Jorge siempre hace cosas locas para su cumpleaños. Organiza fiestas temáticas, contrata catering de comida étnica, alquila lugares inusuales o consigue que una modelo salga de adentro del pastel. Es original, excéntrico y divertido, lo que convierte a su festejo en uno de los eventos del año, que todos esperamos preguntándonos qué tendrá entre manos.
Cuando cumplió 30, por ejemplo, hizo una fiesta mexicana, con mariachis, sobredosis de tequila y una cantidad de salsa tabasco de la que aún estoy intestinalmente arrepentido. Dos años después alquiló un salón de fiestas infantil y puso animadoras en ropa interior (y, aunque no le creemos mucho, Pablo aún habla del polvo que se echó con una de ellas adentro del pelotero, cumpliendo una antigua fantasía). Trescientos sesenta y cinco días más tarde alquiló el natatorio de un club, llenó la pileta de globos, instaló una barra, puso música setentosa y se despachó con un pool-party.
Pero lo de este año, definitivamente, no me lo esperaba.

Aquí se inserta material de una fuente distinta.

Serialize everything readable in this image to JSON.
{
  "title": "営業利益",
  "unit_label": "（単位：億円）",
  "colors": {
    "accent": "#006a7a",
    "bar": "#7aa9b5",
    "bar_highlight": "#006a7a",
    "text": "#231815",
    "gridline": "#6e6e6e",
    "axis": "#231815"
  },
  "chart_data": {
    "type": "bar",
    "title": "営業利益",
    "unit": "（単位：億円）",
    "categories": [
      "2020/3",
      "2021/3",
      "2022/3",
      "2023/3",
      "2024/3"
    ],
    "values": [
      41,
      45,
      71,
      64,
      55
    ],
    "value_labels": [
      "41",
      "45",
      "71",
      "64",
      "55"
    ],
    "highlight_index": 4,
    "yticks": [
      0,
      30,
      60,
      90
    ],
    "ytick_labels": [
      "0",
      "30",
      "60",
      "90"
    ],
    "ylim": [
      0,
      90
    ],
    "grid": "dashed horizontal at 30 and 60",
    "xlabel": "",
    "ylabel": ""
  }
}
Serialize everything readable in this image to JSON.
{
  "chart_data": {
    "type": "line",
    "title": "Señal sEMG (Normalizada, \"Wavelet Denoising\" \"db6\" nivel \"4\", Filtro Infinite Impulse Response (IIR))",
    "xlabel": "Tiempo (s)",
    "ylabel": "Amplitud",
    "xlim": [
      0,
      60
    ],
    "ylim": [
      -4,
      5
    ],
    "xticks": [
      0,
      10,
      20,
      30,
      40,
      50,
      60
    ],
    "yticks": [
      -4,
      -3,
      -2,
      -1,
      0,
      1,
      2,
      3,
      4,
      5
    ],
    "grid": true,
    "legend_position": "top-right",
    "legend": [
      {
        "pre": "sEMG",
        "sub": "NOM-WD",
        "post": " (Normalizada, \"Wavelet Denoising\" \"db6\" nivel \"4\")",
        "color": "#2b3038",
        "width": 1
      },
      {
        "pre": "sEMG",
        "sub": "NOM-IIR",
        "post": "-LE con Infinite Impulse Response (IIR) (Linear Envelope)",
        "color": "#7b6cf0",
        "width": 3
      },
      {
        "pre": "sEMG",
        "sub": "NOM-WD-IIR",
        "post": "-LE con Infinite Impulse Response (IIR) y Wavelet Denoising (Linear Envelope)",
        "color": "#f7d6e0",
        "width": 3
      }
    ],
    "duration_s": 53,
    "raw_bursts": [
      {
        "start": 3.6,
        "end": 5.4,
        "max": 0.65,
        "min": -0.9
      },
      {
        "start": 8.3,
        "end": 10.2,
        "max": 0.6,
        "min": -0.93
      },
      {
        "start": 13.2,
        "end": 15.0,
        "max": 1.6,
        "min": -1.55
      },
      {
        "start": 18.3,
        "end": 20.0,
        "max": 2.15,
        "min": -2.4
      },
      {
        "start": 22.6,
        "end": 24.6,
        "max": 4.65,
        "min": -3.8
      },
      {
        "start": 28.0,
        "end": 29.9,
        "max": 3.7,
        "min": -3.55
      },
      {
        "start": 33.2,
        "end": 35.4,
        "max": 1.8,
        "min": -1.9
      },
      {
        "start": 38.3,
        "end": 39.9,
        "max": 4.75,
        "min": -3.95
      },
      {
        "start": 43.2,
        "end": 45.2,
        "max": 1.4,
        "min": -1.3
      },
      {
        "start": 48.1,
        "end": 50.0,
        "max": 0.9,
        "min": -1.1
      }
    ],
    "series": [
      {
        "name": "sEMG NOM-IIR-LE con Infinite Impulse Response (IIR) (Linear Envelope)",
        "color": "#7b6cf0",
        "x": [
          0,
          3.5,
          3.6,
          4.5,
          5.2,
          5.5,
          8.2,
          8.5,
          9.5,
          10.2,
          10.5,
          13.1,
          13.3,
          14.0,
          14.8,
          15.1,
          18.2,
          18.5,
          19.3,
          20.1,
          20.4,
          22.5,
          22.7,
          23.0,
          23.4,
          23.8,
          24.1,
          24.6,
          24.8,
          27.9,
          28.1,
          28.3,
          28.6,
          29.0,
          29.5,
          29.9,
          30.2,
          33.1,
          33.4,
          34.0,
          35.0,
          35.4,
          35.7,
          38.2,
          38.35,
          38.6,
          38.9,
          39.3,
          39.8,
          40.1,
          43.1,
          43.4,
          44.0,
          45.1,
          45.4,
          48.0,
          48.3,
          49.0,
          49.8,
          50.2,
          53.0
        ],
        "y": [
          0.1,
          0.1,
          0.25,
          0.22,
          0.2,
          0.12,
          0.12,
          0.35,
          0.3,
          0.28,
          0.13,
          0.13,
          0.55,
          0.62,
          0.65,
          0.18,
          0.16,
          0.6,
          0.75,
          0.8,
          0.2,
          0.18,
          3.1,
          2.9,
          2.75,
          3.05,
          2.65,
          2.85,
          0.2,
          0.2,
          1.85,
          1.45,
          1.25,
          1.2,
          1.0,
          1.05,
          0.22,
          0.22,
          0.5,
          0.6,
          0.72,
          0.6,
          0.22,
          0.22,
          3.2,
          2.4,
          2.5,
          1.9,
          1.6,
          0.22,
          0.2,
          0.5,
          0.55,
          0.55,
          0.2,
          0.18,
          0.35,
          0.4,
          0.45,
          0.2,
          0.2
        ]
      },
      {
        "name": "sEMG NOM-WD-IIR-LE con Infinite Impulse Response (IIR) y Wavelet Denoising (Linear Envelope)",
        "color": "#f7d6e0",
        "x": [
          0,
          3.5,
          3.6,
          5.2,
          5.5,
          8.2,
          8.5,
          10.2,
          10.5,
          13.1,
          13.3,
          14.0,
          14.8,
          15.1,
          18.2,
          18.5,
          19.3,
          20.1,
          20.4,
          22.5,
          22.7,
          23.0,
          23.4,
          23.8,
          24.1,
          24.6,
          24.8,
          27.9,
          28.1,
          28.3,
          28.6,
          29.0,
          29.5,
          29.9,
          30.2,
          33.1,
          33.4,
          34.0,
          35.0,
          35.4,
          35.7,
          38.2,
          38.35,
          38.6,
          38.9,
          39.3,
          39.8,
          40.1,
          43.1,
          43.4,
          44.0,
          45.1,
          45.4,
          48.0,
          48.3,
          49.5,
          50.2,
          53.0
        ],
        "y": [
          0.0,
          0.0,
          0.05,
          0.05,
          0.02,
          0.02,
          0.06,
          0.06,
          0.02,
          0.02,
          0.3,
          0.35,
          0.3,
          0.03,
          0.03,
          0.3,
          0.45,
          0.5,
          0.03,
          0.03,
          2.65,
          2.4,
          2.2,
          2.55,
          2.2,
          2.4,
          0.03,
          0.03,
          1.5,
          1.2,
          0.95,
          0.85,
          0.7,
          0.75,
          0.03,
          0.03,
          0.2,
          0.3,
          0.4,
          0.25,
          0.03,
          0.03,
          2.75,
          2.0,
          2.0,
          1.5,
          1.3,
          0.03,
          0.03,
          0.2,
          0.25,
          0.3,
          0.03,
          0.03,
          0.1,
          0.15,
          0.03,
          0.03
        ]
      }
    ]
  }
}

Jorge alquiló un barco. Pero no un yate o uno de esos catamaranes que ofician de mal restaurant. Nos citó a todos, sin dar mayores explicaciones, en la Prefectura de Escobar, donde un remolcador de salvamento nos esperaba para remontar el Paraná, aguas arriba. "Esta fiesta termina mañana en Rosario", anunció rimbombante, y salimos a navegar.
La embarcación tenía un comedor razonablemente amplio, donde se había instalado un buffet más que bien surtido y, sobre cubierta, el DJ y la barra hacían el resto del trabajo. Llevaba ya un par de cervezas -quien dice un par dice media docena, seamos honestos- cuando la vi.
Enfundada en un vestido negro con lentejuelas, probablemente producto de la American Express Platynum de mi amigo, y con un peinado alto estilo Marge Simpson, ahí estaba ella, apostada sobre la banda de estribor, mirando las estrellas.
- ¿Se puede saber qué mierda hacés acá? - pregunté, tratando de imitar la mirada de Sauron.
- Eh...mmmme me me invitó Jorge - tartamudeó Rosa.
- Mirá, querida, si no fuera porque estamos en el medio del río, te sacaba de acá a patadas en el orto, por traicionera - respondí, intercalando dos hipos y un eructo en la frase.
- Ay, Señor Esteban, no se enoje conmigo.
- Si no querés que me enoje con vos, dejá en paz a mi amigo.
- Georgie es lo suficientemente grande como para juntarse con quien quiera - nunca supe de dónde había sacado el coraje para darme esa respuesta.
- Está bien, tenés razón - tomé impulso para darle la estocada final - Pero... ¿Sabés una cosa? Yo también me junto con quien me da la gana. Y, justamente, tengo un amigo en la Dirección Nacional de Migraciones al que le va a encantar ponerse al tanto de tu situación documental.
- Ay, no, Señor Esteban, que no puedo volver a Asunción - vi lágrimas y me sentí un tremendo hijo de puta, pero ya estaba jugado.
- Entonces borrate - respondí.
- Sí, Señor...
Nunca había visto a nadie -ni a Valeria- mirarme con tanto odio.